Comment by Donna Wed Aug 21 08:58:57 2013

I'm predicting a cold, early winter. Partly because we've had such mild winters for the past couple of years, partly because summer seems like it never really got started. I called someone for firewood and he said he never has orders for firewood this early but this year he has several people in line already. As for the acorn "test", I haven't seen any yet.

I also wish we had designed our coop better. The things that have been the hardest is that the eggs are not easy to get to and we have had to keep modifying the coop because of various predators (bears ripping off pieces, bobcats ripping through wire, raccoons pulling chicken legs through wire, etc).

Comment by Karyn Wed Aug 21 11:34:10 2013

From what I've gathered you seem to be a few weeks behind where we are as far as things ripening. I am sure your figs will ripen up in a few weeks.

I'm going to just take a wild guess and say first frost October 12th for your area just to see if I'm right.

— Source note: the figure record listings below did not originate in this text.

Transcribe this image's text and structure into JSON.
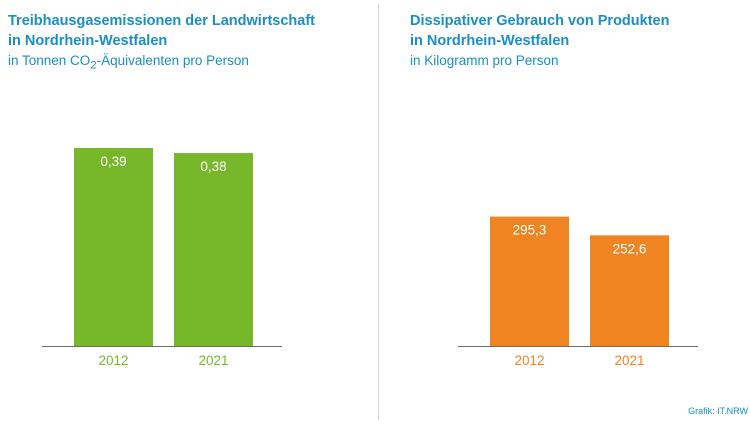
{
  "chart_data": [
    {
      "type": "bar",
      "title": [
        "Treibhausgasemissionen der Landwirtschaft",
        "in Nordrhein-Westfalen"
      ],
      "subtitle": {
        "pre": "in Tonnen CO",
        "sub": "2",
        "post": "-Äquivalenten pro Person"
      },
      "categories": [
        "2012",
        "2021"
      ],
      "values": [
        0.39,
        0.38
      ],
      "value_labels": [
        "0,39",
        "0,38"
      ],
      "ylim": [
        0,
        0.39
      ],
      "color": "#77b82a",
      "legend": "none",
      "grid": false
    },
    {
      "type": "bar",
      "title": [
        "Dissipativer Gebrauch von Produkten",
        "in Nordrhein-Westfalen"
      ],
      "subtitle": {
        "pre": "in Kilogramm pro Person",
        "sub": "",
        "post": ""
      },
      "categories": [
        "2012",
        "2021"
      ],
      "values": [
        295.3,
        252.6
      ],
      "value_labels": [
        "295,3",
        "252,6"
      ],
      "ylim": [
        0,
        452
      ],
      "color": "#f08421",
      "legend": "none",
      "grid": false
    }
  ],
  "colors": {
    "title": "#1a8fc6",
    "label": "#ffffff"
  },
  "source": "Grafik: IT.NRW"
}
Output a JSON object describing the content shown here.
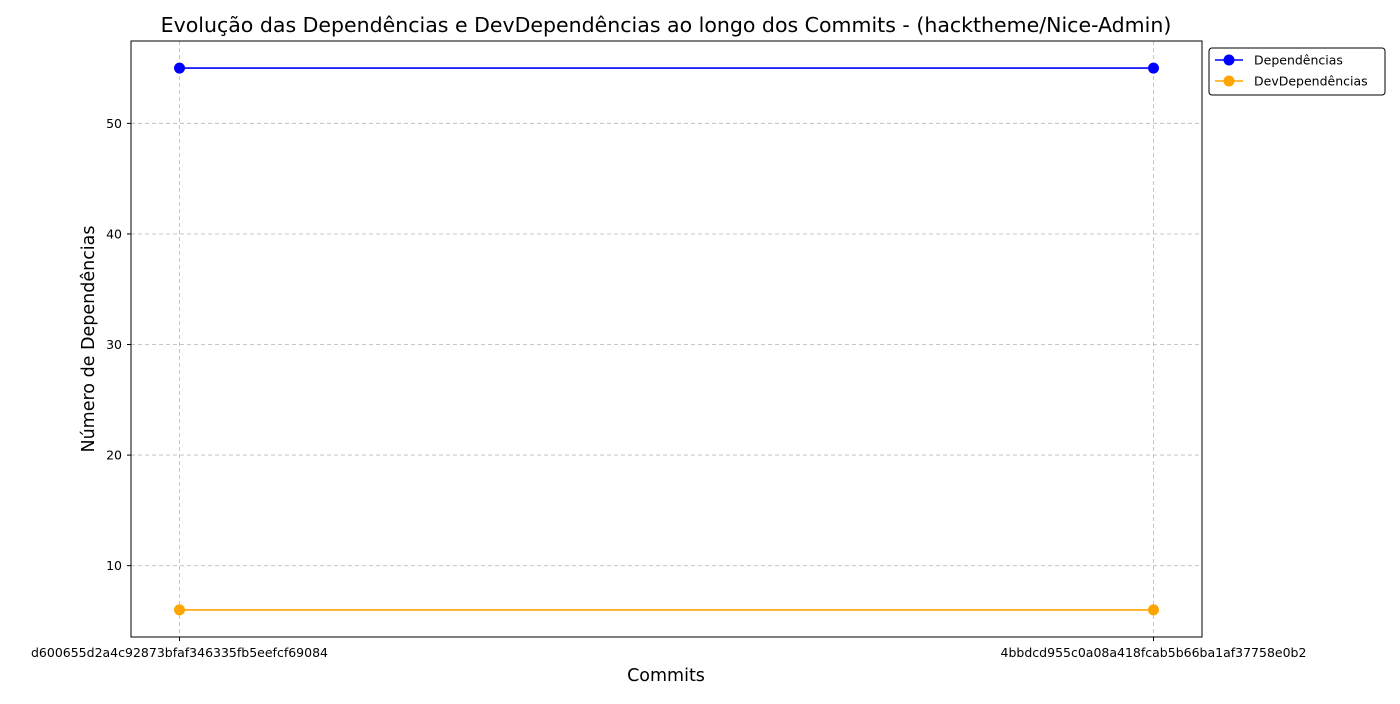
{
  "chart_data": {
    "type": "line",
    "title": "Evolução das Dependências e DevDependências ao longo dos Commits - (hacktheme/Nice-Admin)",
    "xlabel": "Commits",
    "ylabel": "Número de Dependências",
    "categories": [
      "d600655d2a4c92873bfaf346335fb5eefcf69084",
      "4bbdcd955c0a08a418fcab5b66ba1af37758e0b2"
    ],
    "series": [
      {
        "name": "Dependências",
        "values": [
          55,
          55
        ],
        "color": "#0000ff",
        "marker": "circle"
      },
      {
        "name": "DevDependências",
        "values": [
          6,
          6
        ],
        "color": "#ffa500",
        "marker": "circle"
      }
    ],
    "ylim": [
      3.55,
      57.45
    ],
    "yticks": [
      10,
      20,
      30,
      40,
      50
    ],
    "grid": true,
    "legend_position": "outside-top-right"
  }
}
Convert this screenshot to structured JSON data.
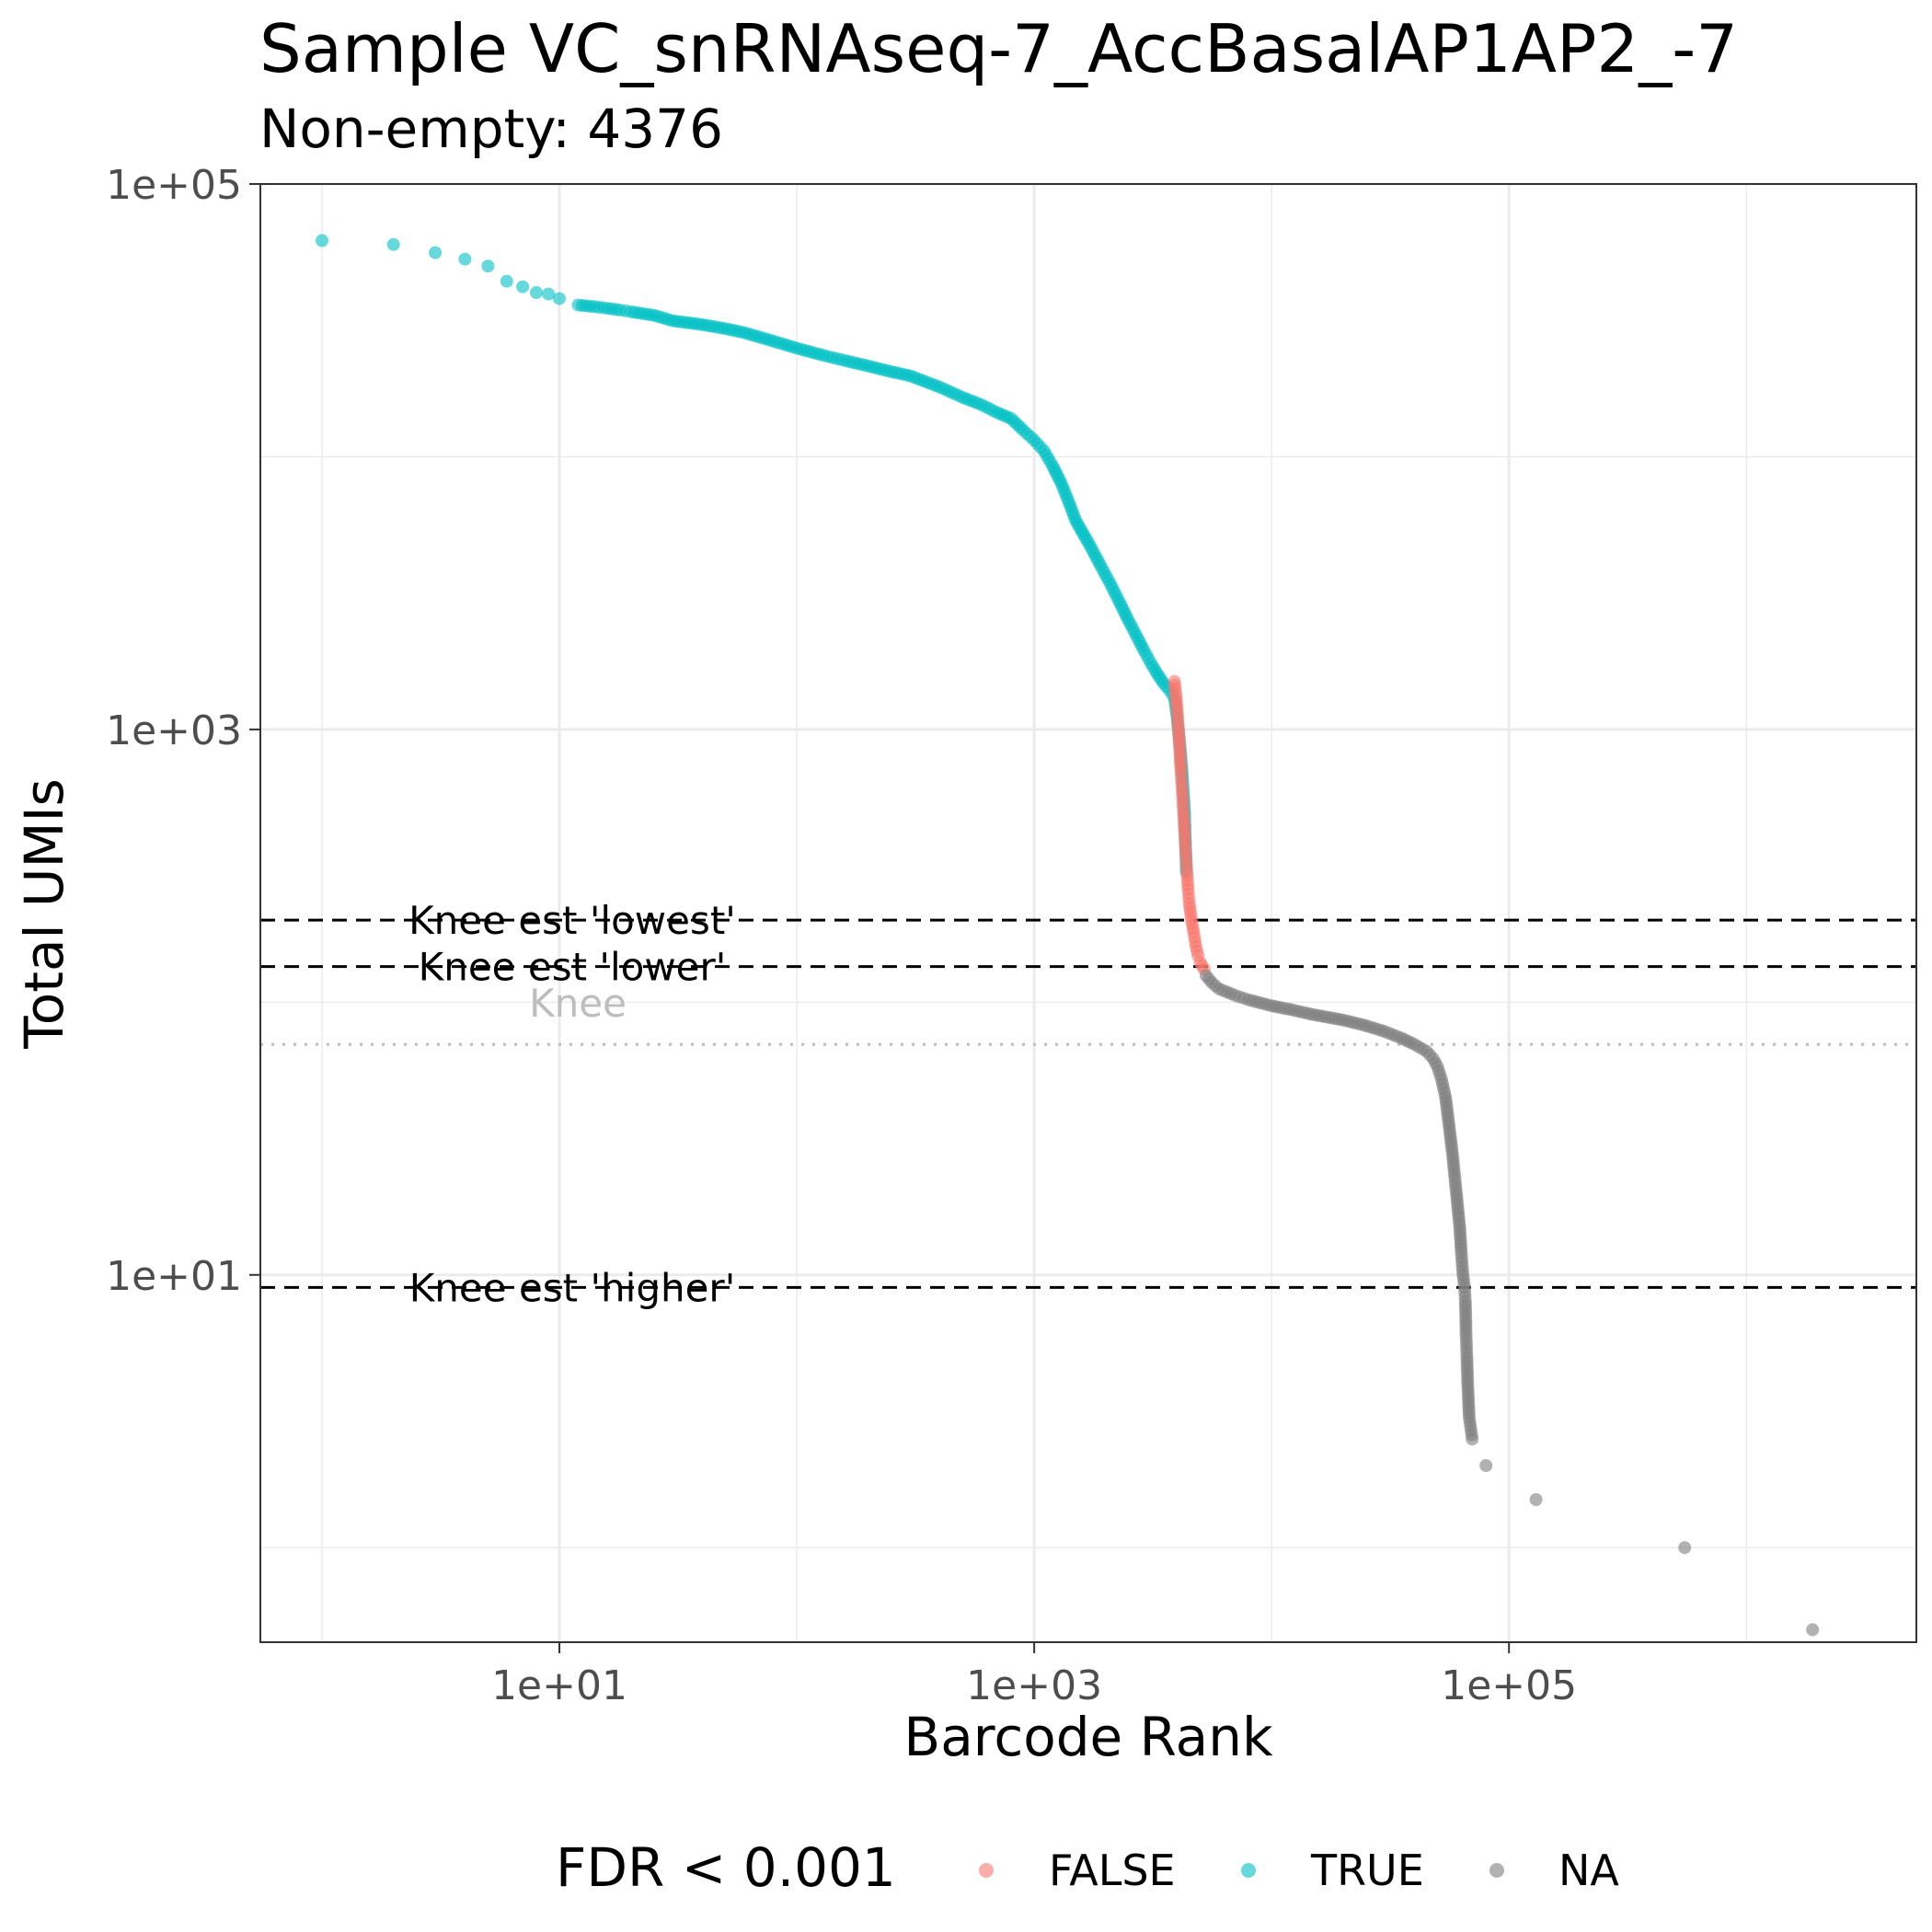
{
  "chart_data": {
    "type": "scatter",
    "title": "Sample VC_snRNAseq-7_AccBasalAP1AP2_-7",
    "subtitle": "Non-empty: 4376",
    "xlabel": "Barcode Rank",
    "ylabel": "Total UMIs",
    "x_scale": "log10",
    "y_scale": "log10",
    "xlim": [
      0.55,
      5200000
    ],
    "ylim": [
      0.45,
      100000
    ],
    "x_ticks": [
      10,
      1000,
      100000
    ],
    "x_tick_labels": [
      "1e+01",
      "1e+03",
      "1e+05"
    ],
    "y_ticks": [
      10,
      1000,
      100000
    ],
    "y_tick_labels": [
      "1e+01",
      "1e+03",
      "1e+05"
    ],
    "grid": true,
    "legend": {
      "title": "FDR < 0.001",
      "placement": "bottom",
      "entries": [
        {
          "label": "FALSE",
          "color": "#F8766D"
        },
        {
          "label": "TRUE",
          "color": "#00BFC4"
        },
        {
          "label": "NA",
          "color": "#7F7F7F"
        }
      ]
    },
    "hlines": [
      {
        "label": "Knee est 'lowest'",
        "y": 200,
        "style": "dashed",
        "color": "#000000"
      },
      {
        "label": "Knee est 'lower'",
        "y": 135,
        "style": "dashed",
        "color": "#000000"
      },
      {
        "label": "Knee",
        "y": 70,
        "style": "dotted",
        "color": "#bdbdbd"
      },
      {
        "label": "Knee est 'higher'",
        "y": 9,
        "style": "dashed",
        "color": "#000000"
      }
    ],
    "series": [
      {
        "name": "TRUE",
        "color": "#00BFC4",
        "x": [
          1,
          2,
          3,
          4,
          5,
          6,
          7,
          8,
          9,
          10,
          12,
          14,
          16,
          18,
          20,
          25,
          30,
          40,
          50,
          60,
          80,
          100,
          130,
          160,
          200,
          250,
          300,
          400,
          500,
          600,
          700,
          800,
          900,
          1000,
          1100,
          1200,
          1300,
          1400,
          1500,
          1700,
          1900,
          2100,
          2300,
          2500,
          2700,
          2900,
          3100,
          3300,
          3500,
          3700,
          3900,
          4000,
          4100,
          4200,
          4300,
          4376
        ],
        "y": [
          62000,
          60000,
          56000,
          53000,
          50000,
          44000,
          42000,
          40000,
          39500,
          38000,
          36000,
          35500,
          35000,
          34500,
          34000,
          33000,
          31500,
          30500,
          29500,
          28500,
          26500,
          25000,
          23500,
          22500,
          21500,
          20500,
          19800,
          18000,
          16500,
          15500,
          14500,
          13800,
          12500,
          11500,
          10500,
          9200,
          8000,
          6800,
          5800,
          4800,
          4000,
          3400,
          2900,
          2500,
          2200,
          1950,
          1750,
          1600,
          1480,
          1400,
          1300,
          1100,
          900,
          700,
          500,
          300
        ]
      },
      {
        "name": "FALSE",
        "color": "#F8766D",
        "x": [
          3900,
          4000,
          4050,
          4100,
          4150,
          4200,
          4250,
          4300,
          4350,
          4400,
          4450,
          4500,
          4600,
          4700,
          4800,
          4900,
          5000,
          5200
        ],
        "y": [
          1500,
          1200,
          1000,
          850,
          700,
          600,
          500,
          420,
          350,
          300,
          260,
          230,
          200,
          180,
          160,
          148,
          140,
          132
        ]
      },
      {
        "name": "NA",
        "color": "#7F7F7F",
        "x": [
          5300,
          5600,
          6000,
          7000,
          8000,
          10000,
          12000,
          15000,
          20000,
          25000,
          30000,
          35000,
          40000,
          45000,
          48000,
          50000,
          52000,
          54000,
          56000,
          58000,
          60000,
          62000,
          63000,
          64000,
          65000,
          65500,
          66000,
          66500,
          67000,
          68000,
          70000,
          80000,
          130000,
          550000,
          1900000
        ],
        "y": [
          125,
          118,
          112,
          106,
          102,
          97,
          94,
          90,
          86,
          82,
          78,
          74,
          70,
          66,
          62,
          58,
          52,
          45,
          35,
          27,
          20,
          15,
          12,
          10,
          9,
          8,
          6,
          5,
          4,
          3,
          2.5,
          2,
          1.5,
          1,
          0.5
        ]
      }
    ]
  }
}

Comment by Brian Wed Aug 21 13:42:02 2013
I think Fall may come early or Summer may hang on. I was going to ask what your forecast was, since you seemed so right on about the cool, wet Summer. We've already seen upper forties here a time or two.
Comment by Brandy Wed Aug 21 15:14:17 2013
Brandy --- I can't take credit for the prediction this spring. I'm on the email list of a local weather guru and it was his prediction. He hasn't made a real prediction for this fall, although he did mention that folklore says the first frost comes six weeks after the first katydid starts to call, which would put it early this year.